Un secteur sous-financé

Plus tôt cet automne, Québec a alloué 4,2 millions de dollars pour lutter contre l’itinérance à Montréal, une somme visant spécifiquement à gérer des profils plus complexes. Malgré cela, plusieurs acteurs dans le secteur communautaire déplorent les subventions insuffisantes de la part du gouvernement. Selon Emma, le financement manque à tous les niveaux : « Il n’y a pas d’argent pour la création de logements à loyer modique, et quand les personnes en situation d’itinérance finissent par avoir un logement, il faut qu’elles continuent d’être accompagnées. Ce n’est pas juste avoir un logement, c’est être capable de le garder. C’est facile d’oublier de payer son loyer, ou de laisser d’autres gens rentrer. » 

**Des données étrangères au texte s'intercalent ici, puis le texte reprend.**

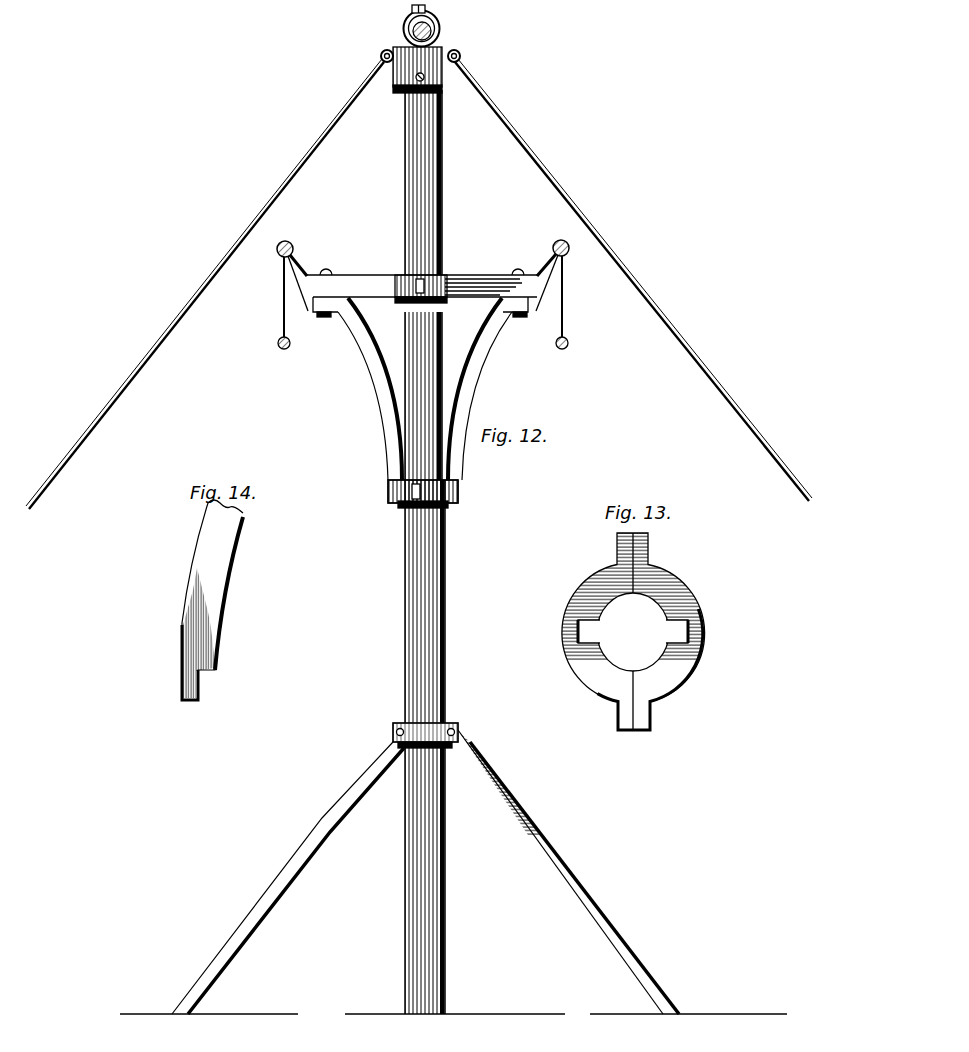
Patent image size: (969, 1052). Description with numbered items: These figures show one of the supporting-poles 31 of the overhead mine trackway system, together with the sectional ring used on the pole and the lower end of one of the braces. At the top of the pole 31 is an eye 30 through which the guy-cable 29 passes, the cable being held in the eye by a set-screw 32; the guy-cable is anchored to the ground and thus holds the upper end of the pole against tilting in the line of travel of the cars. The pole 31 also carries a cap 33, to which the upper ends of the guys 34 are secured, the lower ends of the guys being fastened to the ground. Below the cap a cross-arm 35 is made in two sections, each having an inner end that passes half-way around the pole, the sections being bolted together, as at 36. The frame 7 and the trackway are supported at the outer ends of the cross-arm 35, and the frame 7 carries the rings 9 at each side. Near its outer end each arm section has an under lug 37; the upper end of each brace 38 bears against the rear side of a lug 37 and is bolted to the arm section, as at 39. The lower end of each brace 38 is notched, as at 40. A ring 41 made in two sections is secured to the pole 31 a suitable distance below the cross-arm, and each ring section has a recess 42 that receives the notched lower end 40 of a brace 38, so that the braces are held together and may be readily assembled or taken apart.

In FIG. 12, the frame 7 is at (277, 252).
In FIG. 12, the ring 9 is at (278, 343).
In FIG. 12, the guy-cable 29 is at (440, 36).
In FIG. 12, the eyes 30 is at (404, 30).
In FIG. 12, the supporting-pole 31 is at (406, 172).
In FIG. 12, the set-screws 32 is at (409, 8).
In FIG. 12, the cap 33 is at (403, 88).
In FIG. 12, the guys 34 is at (311, 152).
In FIG. 12, the cross-arm 35 is at (378, 278).
In FIG. 12, the bolted connection 36 is at (403, 300).
In FIG. 12, the under lug 37 is at (309, 309).
In FIG. 12, the brace 38 is at (371, 362).
In FIG. 14, the brace 38 is at (222, 545).
In FIG. 12, the bolted connection 39 is at (324, 269).
In FIG. 14, the notch 40 is at (206, 681).
In FIG. 12, the ring 41 is at (389, 492).
In FIG. 13, the ring 41 is at (679, 589).
In FIG. 13, the recess 42 is at (578, 632).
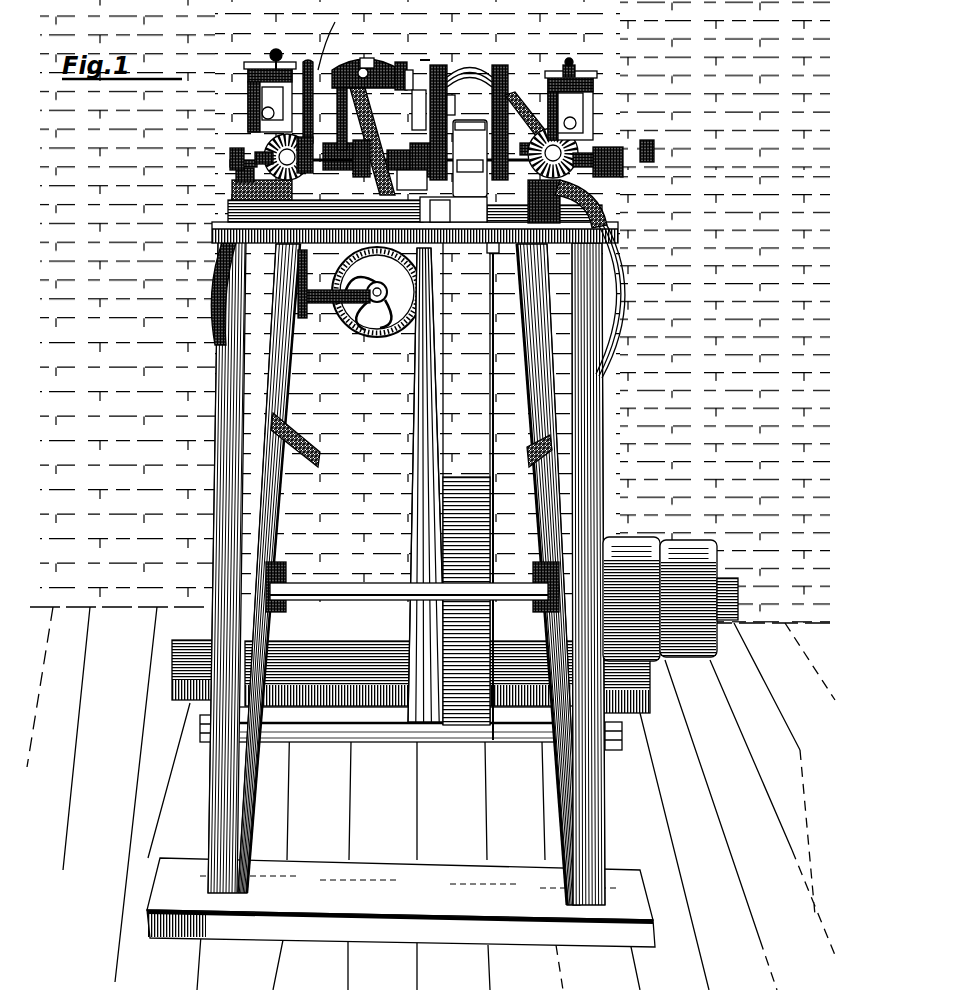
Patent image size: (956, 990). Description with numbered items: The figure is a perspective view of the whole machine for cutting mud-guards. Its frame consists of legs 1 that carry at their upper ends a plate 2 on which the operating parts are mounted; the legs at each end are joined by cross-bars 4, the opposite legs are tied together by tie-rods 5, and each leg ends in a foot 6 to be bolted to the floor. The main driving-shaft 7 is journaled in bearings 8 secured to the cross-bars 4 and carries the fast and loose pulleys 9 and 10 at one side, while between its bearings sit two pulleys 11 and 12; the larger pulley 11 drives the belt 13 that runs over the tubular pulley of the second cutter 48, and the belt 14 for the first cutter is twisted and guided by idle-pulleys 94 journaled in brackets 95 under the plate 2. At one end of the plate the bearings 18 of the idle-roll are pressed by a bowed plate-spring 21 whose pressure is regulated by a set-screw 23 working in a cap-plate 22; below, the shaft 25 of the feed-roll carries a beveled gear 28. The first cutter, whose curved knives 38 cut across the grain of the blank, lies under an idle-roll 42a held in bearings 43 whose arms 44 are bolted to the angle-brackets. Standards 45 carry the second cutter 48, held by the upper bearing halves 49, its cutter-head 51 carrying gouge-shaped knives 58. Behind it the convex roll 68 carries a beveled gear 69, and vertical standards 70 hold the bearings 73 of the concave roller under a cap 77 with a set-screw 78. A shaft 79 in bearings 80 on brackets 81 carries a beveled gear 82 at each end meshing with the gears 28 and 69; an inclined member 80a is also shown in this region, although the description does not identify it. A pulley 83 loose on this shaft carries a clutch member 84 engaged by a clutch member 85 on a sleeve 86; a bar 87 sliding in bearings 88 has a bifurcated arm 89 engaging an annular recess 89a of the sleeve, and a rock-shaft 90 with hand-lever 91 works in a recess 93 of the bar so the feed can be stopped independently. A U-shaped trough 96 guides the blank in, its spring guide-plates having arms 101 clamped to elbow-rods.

The legs 1 is at (268, 522).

Cet accompagnement social, explique-t-elle, est sous-financé. Les salaires bas et les conditions de travail difficiles des intervenants et des travailleurs sociaux y sont pour beaucoup. « Il y a tellement de retournement d’employés, c’est difficile de garder des gens dans ce milieu-là. C’est un secteur qui ne reçoit pas beaucoup d’attention dans le domaine politique, » conclut-elle.